I knew him a long time ago, in Chicago, when he worked for the Tribune, the film says, although I recall, perhaps imperfectly, that it was Chicago Today. He was very funny then. He looked about the same: large, always wearing a well-stretched T-shirt, his face a cartoon made of a mass of hair, a Santa beard and glasses. He wrote wonderful celebrity profiles, and that's how he met Bette Midler at Mister Kelly's and went from rag to riches.

I may not have actually been present when they met, but I was there at Kelly's one night at about the same time. Mort Sahl was on the stage. I was in the booth next to the runway to the dressing rooms. I heard a voice. "Why do I have to open for this guy?" It was Bette Midler. Another voice. "Why do I have to be your piano player?" Her piano player was Barry Manilow.

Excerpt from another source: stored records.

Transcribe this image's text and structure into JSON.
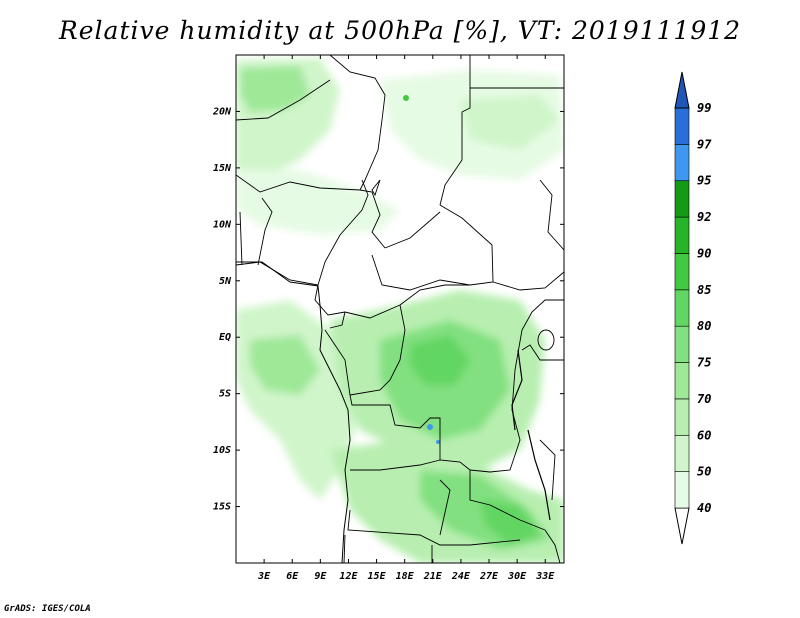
{
  "title": "Relative humidity at 500hPa [%], VT: 2019111912",
  "credit": "GrADS: IGES/COLA",
  "map": {
    "lon_range": [
      0,
      35
    ],
    "lat_range": [
      -20,
      25
    ],
    "x_ticks": [
      "3E",
      "6E",
      "9E",
      "12E",
      "15E",
      "18E",
      "21E",
      "24E",
      "27E",
      "30E",
      "33E"
    ],
    "y_ticks": [
      "20N",
      "15N",
      "10N",
      "5N",
      "EQ",
      "5S",
      "10S",
      "15S"
    ]
  },
  "colorbar": {
    "levels": [
      "40",
      "50",
      "60",
      "70",
      "75",
      "80",
      "85",
      "90",
      "92",
      "95",
      "97",
      "99"
    ],
    "colors": [
      "#ffffff",
      "#e6fbe4",
      "#d0f5ca",
      "#b8efb0",
      "#9ee898",
      "#82e080",
      "#62d662",
      "#42c942",
      "#28b428",
      "#149a14",
      "#3f98ee",
      "#2a6fd8",
      "#1f56b8"
    ]
  }
}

The world was young then and Bruce flirted briefly with the possibility that he could build a performing career of his own. He actually opened at Kelly's as a stand-up comic. This was in the days before comedy clubs, and it took nerve to stand up in front of a room of friends and critics (the friends were more frightening) and try to be funny. I do not recall that he was a hit. I can see from "Get Bruce," however, that he's good in front of an audience these days, no doubt because he has a lot more confidence and because his persona is familiar to his audiences.

"There isn't a show in town that can be held without him," says one of the subjects of "Get Bruce." He recalls, usually with the perpetrators, how specific material was generated. Not just the triumphs (Palance's pushups) but the disasters like Ted Danson's appearance in blackface at the Friars' Club roast for Whoopi Goldberg. Vilanch wrote a lot of Danson's material, which went over so badly, it occupied the entire front page of the New York Daily News the next day, but Goldberg defends him: "It was my idea. All my idea." I remember when he left for the coast. There was a farewell party at mutual friend Larry Dieckhaus' and we all sat on the floor around a coffee table, eating pizza and weeping with laughter.